Thursday, November 05, 2009

Take a look at the findings from an interesting survery...reported at EDUCAUSE this week:

Technology Gap
November 5, 2009
DENVER -- Professors think they are doing reasonably well when it comes to using technology in the classroom, according to a survey released here this week by CDW-G at the annual meeting of Educause. Not everyone agrees with the faculty view of things.

Consider these statistics from nationally representative samples of students and faculty members (at two- and four-year institutions, public and private). Asked about their use and their institutions' support for technology, professors said the following:
•75 percent said that their institution "understands how they use or want to use technology."
•67 percent are happy with their own technology professional development.
•74 percent said that they incorporate technology into every class or almost every class.
•64 percent said that they teach in what they consider to be a smart classroom.
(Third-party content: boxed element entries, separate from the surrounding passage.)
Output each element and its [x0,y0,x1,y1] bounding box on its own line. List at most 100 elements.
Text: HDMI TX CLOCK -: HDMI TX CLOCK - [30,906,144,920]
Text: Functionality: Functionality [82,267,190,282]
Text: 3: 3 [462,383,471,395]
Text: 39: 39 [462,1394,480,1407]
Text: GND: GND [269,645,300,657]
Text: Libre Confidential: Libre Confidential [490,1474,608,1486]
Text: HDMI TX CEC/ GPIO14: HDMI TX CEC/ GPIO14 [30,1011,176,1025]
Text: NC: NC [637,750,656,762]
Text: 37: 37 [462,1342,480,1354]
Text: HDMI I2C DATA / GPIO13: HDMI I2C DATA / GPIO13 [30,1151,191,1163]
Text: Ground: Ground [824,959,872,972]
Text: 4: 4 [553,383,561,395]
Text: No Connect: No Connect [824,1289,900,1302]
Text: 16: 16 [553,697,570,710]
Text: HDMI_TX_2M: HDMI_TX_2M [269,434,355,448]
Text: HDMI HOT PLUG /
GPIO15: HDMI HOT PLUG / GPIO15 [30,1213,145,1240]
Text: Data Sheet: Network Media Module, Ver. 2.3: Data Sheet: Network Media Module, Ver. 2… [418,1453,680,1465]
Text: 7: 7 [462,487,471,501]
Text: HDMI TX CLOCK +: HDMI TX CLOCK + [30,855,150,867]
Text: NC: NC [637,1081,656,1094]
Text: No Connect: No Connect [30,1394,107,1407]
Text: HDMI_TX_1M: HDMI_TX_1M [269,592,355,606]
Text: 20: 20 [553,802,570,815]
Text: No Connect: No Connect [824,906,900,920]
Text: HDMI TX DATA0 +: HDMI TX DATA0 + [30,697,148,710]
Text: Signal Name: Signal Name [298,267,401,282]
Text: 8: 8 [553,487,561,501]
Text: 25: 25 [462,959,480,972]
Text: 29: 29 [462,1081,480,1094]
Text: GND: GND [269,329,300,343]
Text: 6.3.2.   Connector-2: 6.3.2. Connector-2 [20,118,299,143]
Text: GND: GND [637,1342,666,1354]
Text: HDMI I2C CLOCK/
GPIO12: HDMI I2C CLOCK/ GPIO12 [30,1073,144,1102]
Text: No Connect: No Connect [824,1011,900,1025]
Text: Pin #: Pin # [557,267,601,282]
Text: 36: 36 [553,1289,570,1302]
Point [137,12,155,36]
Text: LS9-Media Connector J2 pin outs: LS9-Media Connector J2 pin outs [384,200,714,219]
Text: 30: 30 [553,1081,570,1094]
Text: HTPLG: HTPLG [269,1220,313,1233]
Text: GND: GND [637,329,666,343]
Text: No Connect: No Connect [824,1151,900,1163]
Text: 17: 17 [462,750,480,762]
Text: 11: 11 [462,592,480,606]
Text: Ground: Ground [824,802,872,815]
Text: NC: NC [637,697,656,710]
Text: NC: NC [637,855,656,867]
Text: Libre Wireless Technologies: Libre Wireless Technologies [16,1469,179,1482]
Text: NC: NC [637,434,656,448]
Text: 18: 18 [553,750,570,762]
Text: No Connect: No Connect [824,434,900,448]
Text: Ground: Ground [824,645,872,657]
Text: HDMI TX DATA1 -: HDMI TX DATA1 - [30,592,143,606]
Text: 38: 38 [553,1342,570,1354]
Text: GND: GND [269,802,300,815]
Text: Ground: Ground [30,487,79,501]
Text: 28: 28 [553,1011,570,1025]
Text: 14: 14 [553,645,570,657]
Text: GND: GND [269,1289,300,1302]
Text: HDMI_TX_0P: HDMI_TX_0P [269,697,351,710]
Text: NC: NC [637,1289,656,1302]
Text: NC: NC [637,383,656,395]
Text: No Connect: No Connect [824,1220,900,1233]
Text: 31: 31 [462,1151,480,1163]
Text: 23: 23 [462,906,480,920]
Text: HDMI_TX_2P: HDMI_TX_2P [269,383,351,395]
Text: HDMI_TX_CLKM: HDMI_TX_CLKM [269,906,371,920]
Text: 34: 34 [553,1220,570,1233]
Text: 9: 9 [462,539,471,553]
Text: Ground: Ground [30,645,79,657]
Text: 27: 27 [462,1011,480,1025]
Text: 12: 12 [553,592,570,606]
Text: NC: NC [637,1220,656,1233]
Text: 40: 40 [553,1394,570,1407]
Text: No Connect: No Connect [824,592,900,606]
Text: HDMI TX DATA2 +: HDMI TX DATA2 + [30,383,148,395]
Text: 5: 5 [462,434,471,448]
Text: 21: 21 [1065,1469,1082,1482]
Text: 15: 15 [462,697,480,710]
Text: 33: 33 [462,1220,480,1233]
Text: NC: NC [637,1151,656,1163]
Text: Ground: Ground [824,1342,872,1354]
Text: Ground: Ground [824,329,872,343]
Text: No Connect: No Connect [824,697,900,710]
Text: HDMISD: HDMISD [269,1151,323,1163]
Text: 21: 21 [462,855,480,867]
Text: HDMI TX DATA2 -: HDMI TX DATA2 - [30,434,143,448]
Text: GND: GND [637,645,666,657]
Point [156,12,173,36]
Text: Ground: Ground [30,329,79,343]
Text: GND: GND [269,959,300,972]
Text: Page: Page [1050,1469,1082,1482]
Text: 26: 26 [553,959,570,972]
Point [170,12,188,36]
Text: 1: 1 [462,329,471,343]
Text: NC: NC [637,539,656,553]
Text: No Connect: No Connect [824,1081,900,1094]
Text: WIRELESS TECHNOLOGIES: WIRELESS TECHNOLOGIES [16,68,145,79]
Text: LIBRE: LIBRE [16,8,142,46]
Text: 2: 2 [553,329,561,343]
Sounds like a technology savvy professoriate. But when students were asked whether their professors understand technology and have integrated it into their courses, only 38 percent said Yes. Further, when students were asked about the top impediment to using technology, the top answer was "lack of faculty technology knowledge," an answer that drew 45 percent of respondents, up from 25 percent only a year ago.

And only 32 percent of students said that they believed their college was adequately preparing them to use technology in their careers.

For the data and the rest of the story, see http://www.insidehighered.com/news/2009/11/05/survey

1 comment:

Martin Weiss said...

Interesting, though I wonder if the outcome is an artifact of the survey. "Technology" means different things to different people, after all.